Hicklin agrees. He believes the drive to create controversial, award-winning work often comes from clients themselves. He suggests that middle-ranking staff within client organisations sometimes want to do more daring work for the sake of their own career progression. Equally, they may suggest using television for a brand that doesn’t really warrant it, just so they can include TV experience on their CV. They know they won’t make the next rung of the ladder without it.
Such vanity, suggests Hicklin, can lead to campaigns that are flashy and innovative but have no hope of recouping their costs.
“There is sometimes an unspoken pact between such clients and their partners at the agency,” he says, “but the role of the strong marketing director and the head of the agency is to identify and prevent this.”

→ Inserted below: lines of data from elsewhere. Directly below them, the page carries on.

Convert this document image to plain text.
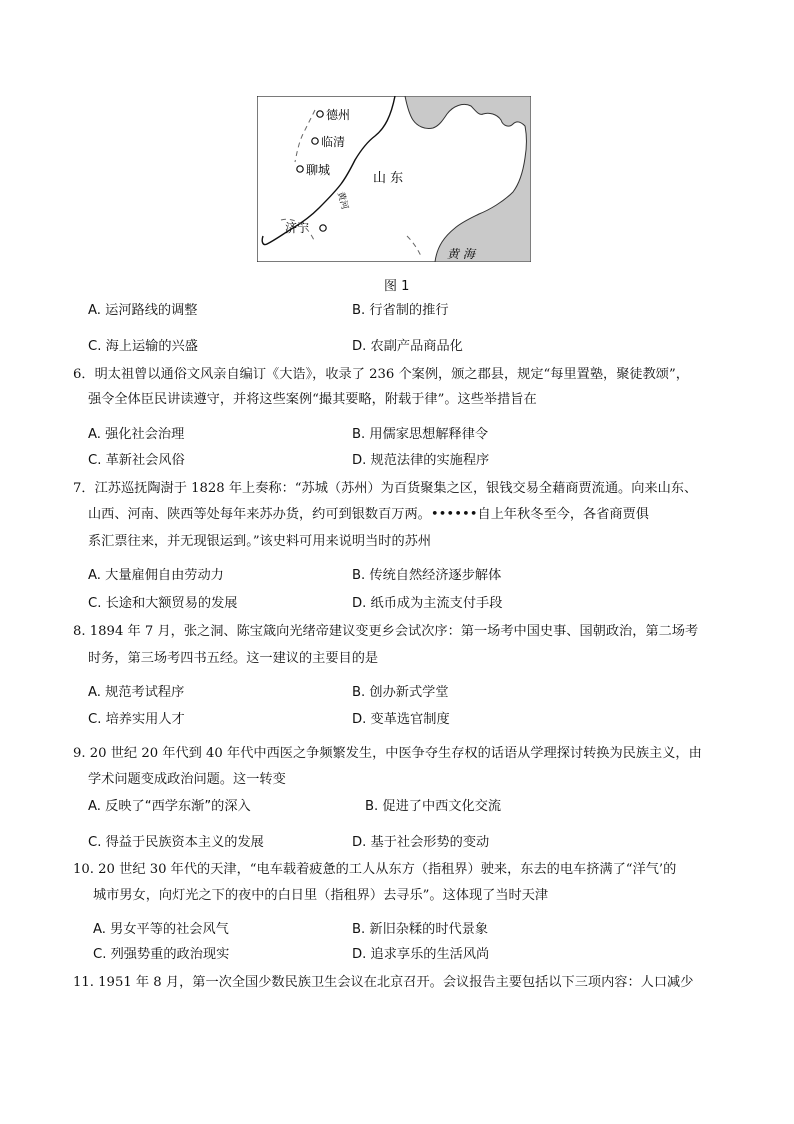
德州
临清
聊城
济宁
山 东
黄河
黄 海
图 1
A. 运河路线的调整	B. 行省制的推行
C. 海上运输的兴盛	D. 农副产品商品化
6．明太祖曾以通俗文风亲自编订《大诰》，收录了 236 个案例，颁之郡县，规定“每里置塾，聚徒教颂”，
强令全体臣民讲读遵守，并将这些案例“撮其要略，附载于律”。这些举措旨在
A. 强化社会治理	B. 用儒家思想解释律令
C. 革新社会风俗	D. 规范法律的实施程序
7．江苏巡抚陶澍于 1828 年上奏称：“苏城（苏州）为百货聚集之区，银钱交易全藉商贾流通。向来山东、
山西、河南、陕西等处每年来苏办货，约可到银数百万两。••••••自上年秋冬至今，各省商贾俱
系汇票往来，并无现银运到。”该史料可用来说明当时的苏州
A. 大量雇佣自由劳动力	B. 传统自然经济逐步解体
C. 长途和大额贸易的发展	D. 纸币成为主流支付手段
8. 1894 年 7 月，张之洞、陈宝箴向光绪帝建议变更乡会试次序：第一场考中国史事、国朝政治，第二场考
时务，第三场考四书五经。这一建议的主要目的是
A. 规范考试程序	B. 创办新式学堂
C. 培养实用人才	D. 变革选官制度
9. 20 世纪 20 年代到 40 年代中西医之争频繁发生，中医争夺生存权的话语从学理探讨转换为民族主义，由
学术问题变成政治问题。这一转变
A. 反映了“西学东渐”的深入	B. 促进了中西文化交流
C. 得益于民族资本主义的发展	D. 基于社会形势的变动
10. 20 世纪 30 年代的天津，“电车载着疲惫的工人从东方（指租界）驶来，东去的电车挤满了“洋气’的
城市男女，向灯光之下的夜中的白日里（指租界）去寻乐”。这体现了当时天津
A. 男女平等的社会风气	B. 新旧杂糅的时代景象
C. 列强势重的政治现实	D. 追求享乐的生活风尚
11. 1951 年 8 月，第一次全国少数民族卫生会议在北京召开。会议报告主要包括以下三项内容：人口减少
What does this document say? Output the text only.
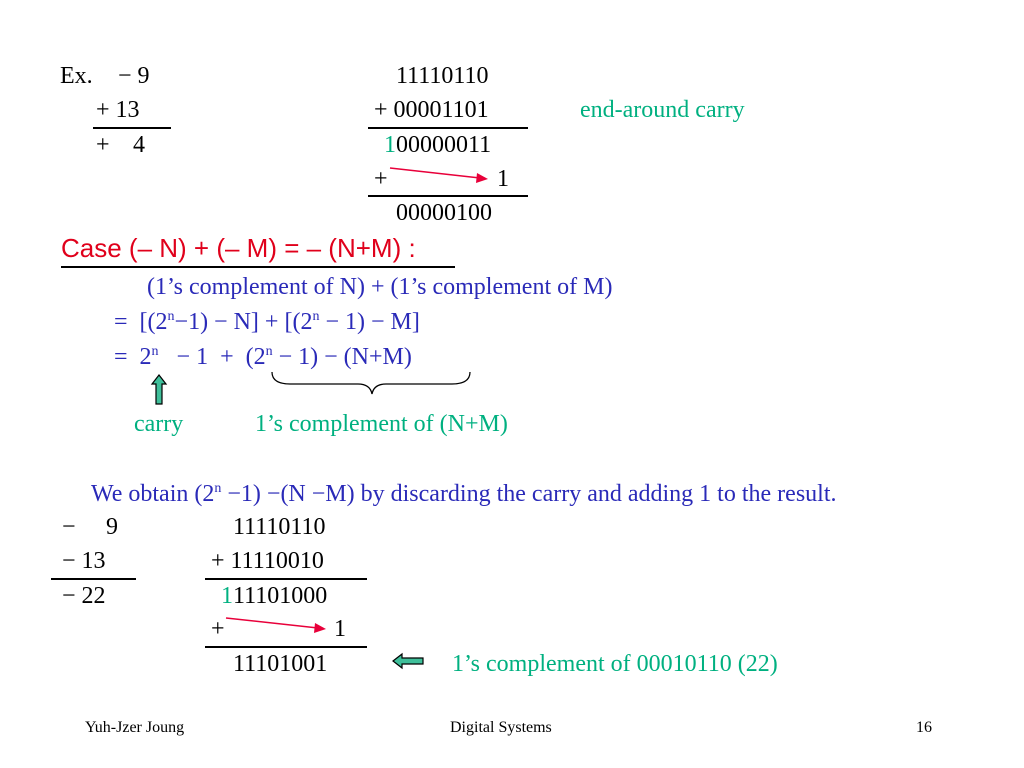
Ex. − 9
+ 13
+ 4
11110110
+ 00001101
1 00000011
+	1
00000100
end-around carry
Case (– N) + (– M) = – (N+M) :
(1’s complement of N) + (1’s complement of M)
=  $[(2^n-1) - N] + [(2^n - 1) - M]$
=  $2^n - 1 + (2^n - 1) - (N+M)$
carry	1’s complement of (N+M)
We obtain $(2^n -1) -(N -M)$ by discarding the carry and adding 1 to the result.
− 9
− 13
− 22
11110110
+ 11110010
1 11101000
+	1
11101001	1’s complement of 00010110 (22)
Yuh-Jzer Joung	Digital Systems	16
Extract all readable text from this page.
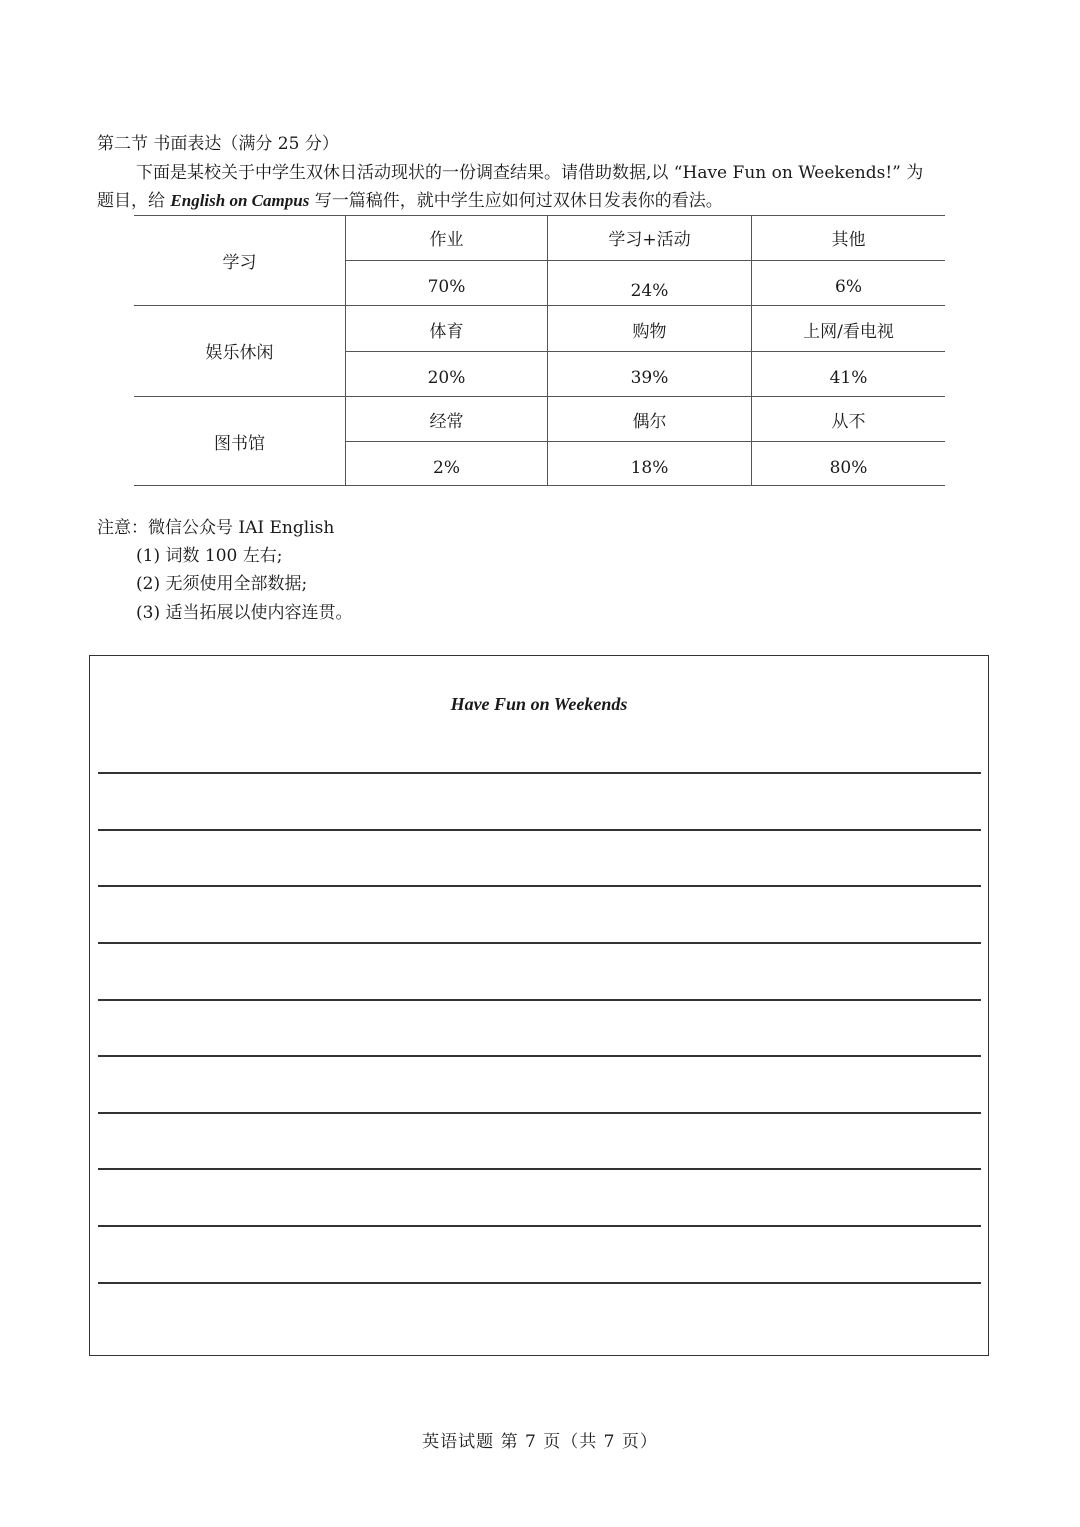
第二节 书面表达（满分 25 分）
下面是某校关于中学生双休日活动现状的一份调查结果。请借助数据,以 “Have Fun on Weekends!” 为
题目，给 English on Campus 写一篇稿件，就中学生应如何过双休日发表你的看法。
学习
作业	学习+活动	其他
70%	24%	6%
娱乐休闲
体育	购物	上网/看电视
20%	39%	41%
图书馆
经常	偶尔	从不
2%	18%	80%
注意：微信公众号 IAI English
(1) 词数 100 左右;
(2) 无须使用全部数据;
(3) 适当拓展以使内容连贯。
Have Fun on Weekends
英语试题 第 7 页（共 7 页）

It would never happen at Honda, asserts Thompson. “Here in the marketing department, winning an award makes no difference to your remuneration or your promotion prospects,” he says. “And when I’m looking at CVs, I don’t want to know what awards people have won; I want to know what difference they have made to the business. Awards are a pure bonus.”
Don’t long for gongs
Nick Hoadley, managing partner at Triangle Group, Marketing Week‘s Promotional Marketing Agency of 2004, agrees that awards should not be part of the thinking when developing a campaign. And he points out that, above the line, there have been plenty of campaigns that have been famous without being effective.
“We never say: ‘Let’s be really controversial with this one.’,” he says. “I don’t think you can work like that. However, you do have a sense that you have the chance to do something really exciting with certain properties.” A lot of Triangle’s work is on integrated campaigns. For instance, the agency works on Dove Firming Lotion, the advertising for which features real women in their underwear, and Triangle came up with a promotion to offer women the chance to star in their own ad.
The fact that so much of Triangle’s work is integrated makes it increasingly difficult to enter awards, says Hoadley: “Work is harder to pigeonhole. Some of our work is pure communication with no promotion attached, so we don’t know which category to enter.”
He cites the Gordon’s Gin sponsorship of the Turner Prize: Triangle ran the promotional side, Carat organised the sponsorship and Trimedia handled the PR. The effectiveness of the campaign derives from all the elements working together.
Hoadley believes it is time for awards to move on from merely acknowledging effectiveness to reflecting the degree of cross- disciplinary teamwork involved. “To move forward, they should allow joint entries,” he suggests.
That way all the agencies involved, as well as the clients, can bask in the glory of seeing their efforts rewarded.